Accusing the State of Violence, in Life and in Death:
The years following 1789 had taught the radicals that they
could never have any long-term political success unless they established
themselves as a credible form of stable government. Establishing
political credibility, however, was no easy task for a movement that was largely
excluded from official channels of political expression – whether monarchical,
imperial, or republican. Nineteenth-century radicals faced the further
challenge of an instutionalization of state power (e.g., more precise censorship
laws, professionalization of police and military forces, systematic
surveillance, and anti-association laws.)
The tactic
of turning the accusation of violence on the state proved a highly effective
strategy both for defending the legitimacy of the radical movement, and for
claiming public platforms from which to express their political agenda. Not
only did this approach make it possible for the radicals to distance themselves
from violence and tarnish the reputation of the established regime, but it also
provided a frame for understanding revolutionary violence which painted their
past involvement as heroic rather than destructive.
Nicknamed “l’enfermé” (“the imprisoned one”)
for the long years he spent in jail, Louis Auguste Blanqui (1805-1881) came to
embody the accusation of state violence. State persecution of such prominent
radicals, however, was a double-edged sword. Over the course of the nineteenth century,
members of the radical opposition honed the skill of using the allegation of
state violence to transform the stand into a political platform.
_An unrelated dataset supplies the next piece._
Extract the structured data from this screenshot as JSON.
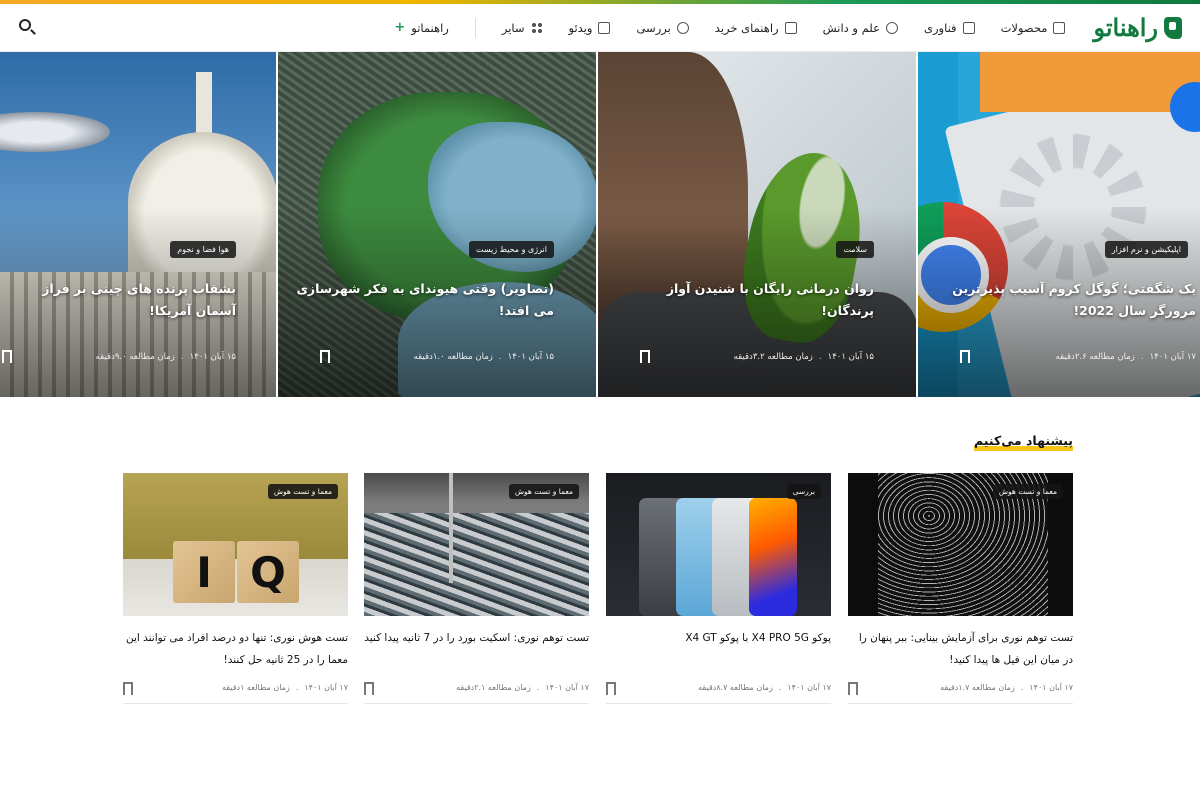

Protected by
the nature of courts as an institution, Blanqui drew large crowds to witness
the belligerent denunciations of the regime which he paraded as defense
speeches.
Blanqui
died in 1881, under the Third Republic, and 200,000 people are reported to have
turned out for his funeral. After a large procession across the city, his
service at Père-Lachaise cemetery was launched with a confrontational eulogy by
the anarchist Louise Michel (“His memory and his example are the arms that he
has left us to vanquish them!”). Drawing on the heated press debates surrounding
each of the commemorative ceremonies held for Blanqui, this paper concludes
with an examination of how the Left continued to invoke his memory as a means
of accusing the state of violence long after his death.